Le sue opere sono esposte nei maggiori musei del mondo e in diversi spazi urbani a Milano. Suo è il "Monumento ai caduti dell'Isola" in Piazzale Segrino e, sempre a Milano, la scultura "Finestra nel cielo", collocata in Piazza Guglielmo Miani e dedicata ai "Caduti per la Libertà". Ma la sua più famosa è senz'altro la scultura "Gesto per la Libertà" in Piazza della Conciliazione, che nel 1974 era stata esposta insieme ad altre opere di grandi dimensioni in Piazzetta Reale, con il semplice nome "Gesto". Alle altre grandi sculture in mostra nel 1974 toccò una sorte diversa: in previsione di una esposizione, poi mai realizzata, vennero trasportate a Parma, città che già aveva ospitato altri lavori dell'artista nella mostra all'aperto "Sculture Contemporanee nello Spazio Urbano", nell'estate del 1973. Lasciate smontate, in un appezzamento all'aperto, subirono le intemperie e diversi danneggiamenti. Rimaste in quella città fino al 2012, tre di loro vennero recuperate e restaurate e in seguito, nel 2013, esposte: una a Cortina d'Ampezzo e le altre due alla Triennale di Milano.[9]
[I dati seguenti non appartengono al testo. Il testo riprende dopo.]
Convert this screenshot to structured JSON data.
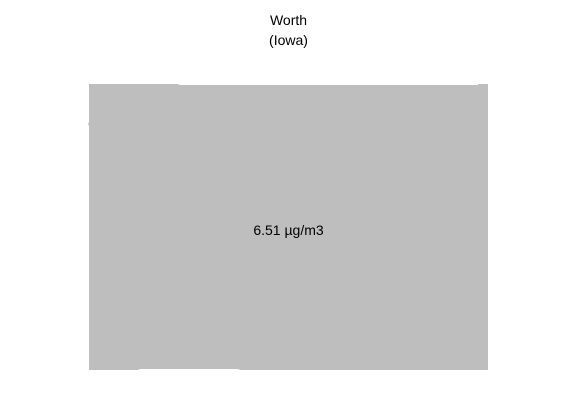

Seppure abbia lasciato principalmente lavori di scultura, Carlo Ramous nasce artisticamente come pittore e disegnatore. La sua attività pittorica accompagna la sua carriera fino alla fine, tanto che dovette lasciare incompiuto il suo ultimo quadro. Anche se nei suoi esordi si esprime attraverso la china e il carboncino, presto abbandona queste tecniche e comincia a utilizzarne di diverse, miste, unite a materiali di svariata natura. "Ramous anche nella pittura inserisce spesso metalli, legni, stoffe, carte, riuscendo a coniugare pittura e scultura armoniosamente come raramente accade ad altri artisti. Nella tecnica mista è un maestro per la perfetta funzione dei diversi elementi espressivi: acrilici, smalti, lacche, inserti di materiale povero; carta, stoffe, legni, metalli dominati da un cromatismo rosso, blu, arancione prorompente di vitalità sempre più chiare[..]"[10]
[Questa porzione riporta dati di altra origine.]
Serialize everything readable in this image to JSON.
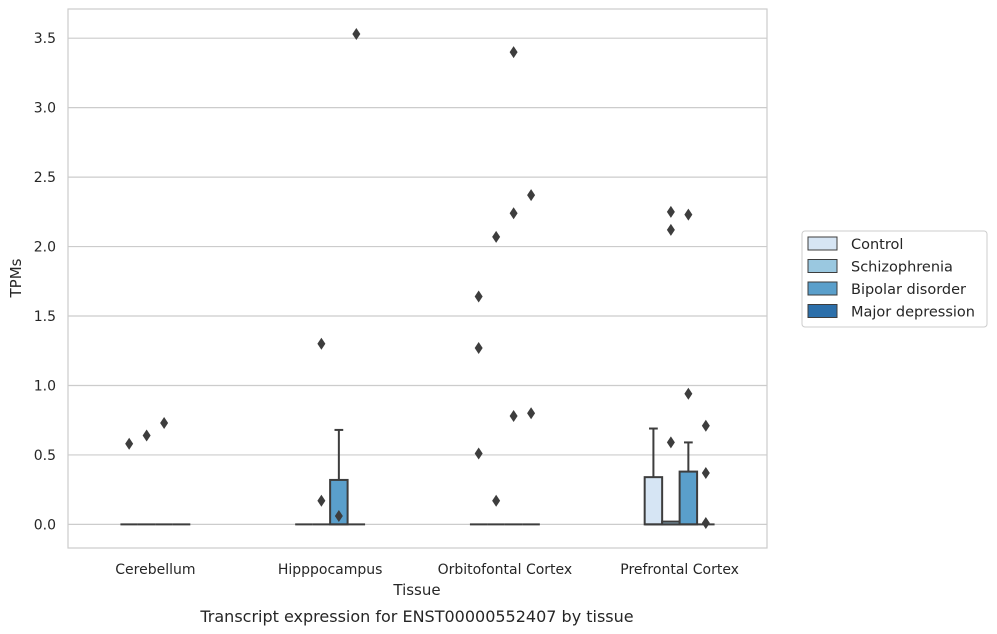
{
  "chart_data": {
    "type": "box",
    "caption": "Transcript expression for ENST00000552407 by tissue",
    "xlabel": "Tissue",
    "ylabel": "TPMs",
    "ylim": [
      -0.17,
      3.71
    ],
    "yticks": [
      "0.0",
      "0.5",
      "1.0",
      "1.5",
      "2.0",
      "2.5",
      "3.0",
      "3.5"
    ],
    "ytick_values": [
      0,
      0.5,
      1.0,
      1.5,
      2.0,
      2.5,
      3.0,
      3.5
    ],
    "grid": true,
    "legend_position": "right",
    "categories": [
      "Cerebellum",
      "Hipppocampus",
      "Orbitofontal Cortex",
      "Prefrontal Cortex"
    ],
    "series": [
      {
        "name": "Control",
        "color": "#d6e5f4",
        "boxes": [
          {
            "q1": 0,
            "median": 0,
            "q3": 0,
            "whisker_low": 0,
            "whisker_high": 0,
            "outliers": [
              0.58
            ]
          },
          {
            "q1": 0,
            "median": 0,
            "q3": 0,
            "whisker_low": 0,
            "whisker_high": 0,
            "outliers": []
          },
          {
            "q1": 0,
            "median": 0,
            "q3": 0,
            "whisker_low": 0,
            "whisker_high": 0,
            "outliers": [
              1.64,
              1.27,
              0.51
            ]
          },
          {
            "q1": 0,
            "median": 0,
            "q3": 0.34,
            "whisker_low": 0,
            "whisker_high": 0.69,
            "outliers": []
          }
        ]
      },
      {
        "name": "Schizophrenia",
        "color": "#9ac8e0",
        "boxes": [
          {
            "q1": 0,
            "median": 0,
            "q3": 0,
            "whisker_low": 0,
            "whisker_high": 0,
            "outliers": [
              0.64
            ]
          },
          {
            "q1": 0,
            "median": 0,
            "q3": 0,
            "whisker_low": 0,
            "whisker_high": 0,
            "outliers": [
              0.17,
              1.3
            ]
          },
          {
            "q1": 0,
            "median": 0,
            "q3": 0,
            "whisker_low": 0,
            "whisker_high": 0,
            "outliers": [
              2.07,
              0.17
            ]
          },
          {
            "q1": 0,
            "median": 0,
            "q3": 0.02,
            "whisker_low": 0,
            "whisker_high": 0.02,
            "outliers": [
              2.25,
              2.12,
              0.59
            ]
          }
        ]
      },
      {
        "name": "Bipolar disorder",
        "color": "#5a9fcb",
        "boxes": [
          {
            "q1": 0,
            "median": 0,
            "q3": 0,
            "whisker_low": 0,
            "whisker_high": 0,
            "outliers": [
              0.73
            ]
          },
          {
            "q1": 0,
            "median": 0,
            "q3": 0.32,
            "whisker_low": 0,
            "whisker_high": 0.68,
            "outliers": [
              0.06
            ]
          },
          {
            "q1": 0,
            "median": 0,
            "q3": 0,
            "whisker_low": 0,
            "whisker_high": 0,
            "outliers": [
              3.4,
              2.24,
              0.78
            ]
          },
          {
            "q1": 0,
            "median": 0,
            "q3": 0.38,
            "whisker_low": 0,
            "whisker_high": 0.59,
            "outliers": [
              2.23,
              0.94
            ]
          }
        ]
      },
      {
        "name": "Major depression",
        "color": "#2c6faa",
        "boxes": [
          {
            "q1": 0,
            "median": 0,
            "q3": 0,
            "whisker_low": 0,
            "whisker_high": 0,
            "outliers": []
          },
          {
            "q1": 0,
            "median": 0,
            "q3": 0,
            "whisker_low": 0,
            "whisker_high": 0,
            "outliers": [
              3.53
            ]
          },
          {
            "q1": 0,
            "median": 0,
            "q3": 0,
            "whisker_low": 0,
            "whisker_high": 0,
            "outliers": [
              2.37,
              0.8
            ]
          },
          {
            "q1": 0,
            "median": 0,
            "q3": 0,
            "whisker_low": 0,
            "whisker_high": 0,
            "outliers": [
              0.71,
              0.37,
              0.01
            ]
          }
        ]
      }
    ]
  }
}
Di lui rimangono anche diversi contributi in campo architettonico. Suoi sono i bassorilievi sulla facciata delle chiese di Santa Marcellina e di San Giovanni Bosco a Milano, in collaborazione con l'architetto Mario Tedeschi, che di questa loro collaborazione scrisse "Che un architetto e uno scultore abbiano potuto impostare un linguaggio comune tanto da creare opere nelle quali l'architettura e la scultura, pur rimanendo assolutamente se stesse, siano tanto intimamente fuse da far sì che l'una senza l'altra e viceversa perdano ogni significato, mi sembra un evento degno di nota.[11]"
Nel 1957 l'ingegner Tullio Patscheider, incaricato di progettare e realizzare l'edificio che a Cinisello Balsamo (Milano) ospiterà gli stabilimenti della Rotocalco Ambrosiana, si avvale del talento dell'amico Carlo Ramous, facendogli realizzare due grandi bassorilievi sulla facciata di ingresso. Lo stesso ingegner Patscheider darà l'incarico a Ramous per un'altra decorazione di facciata. Questa volta un rilievo monocromo lungo più di cento metri sulla facciata dell'Imprimerie Cino Del Duca, a Blois (Francia), oltre a una scultura astratta in bronzo di notevoli dimensioni, in seguito trafugata da ignoti.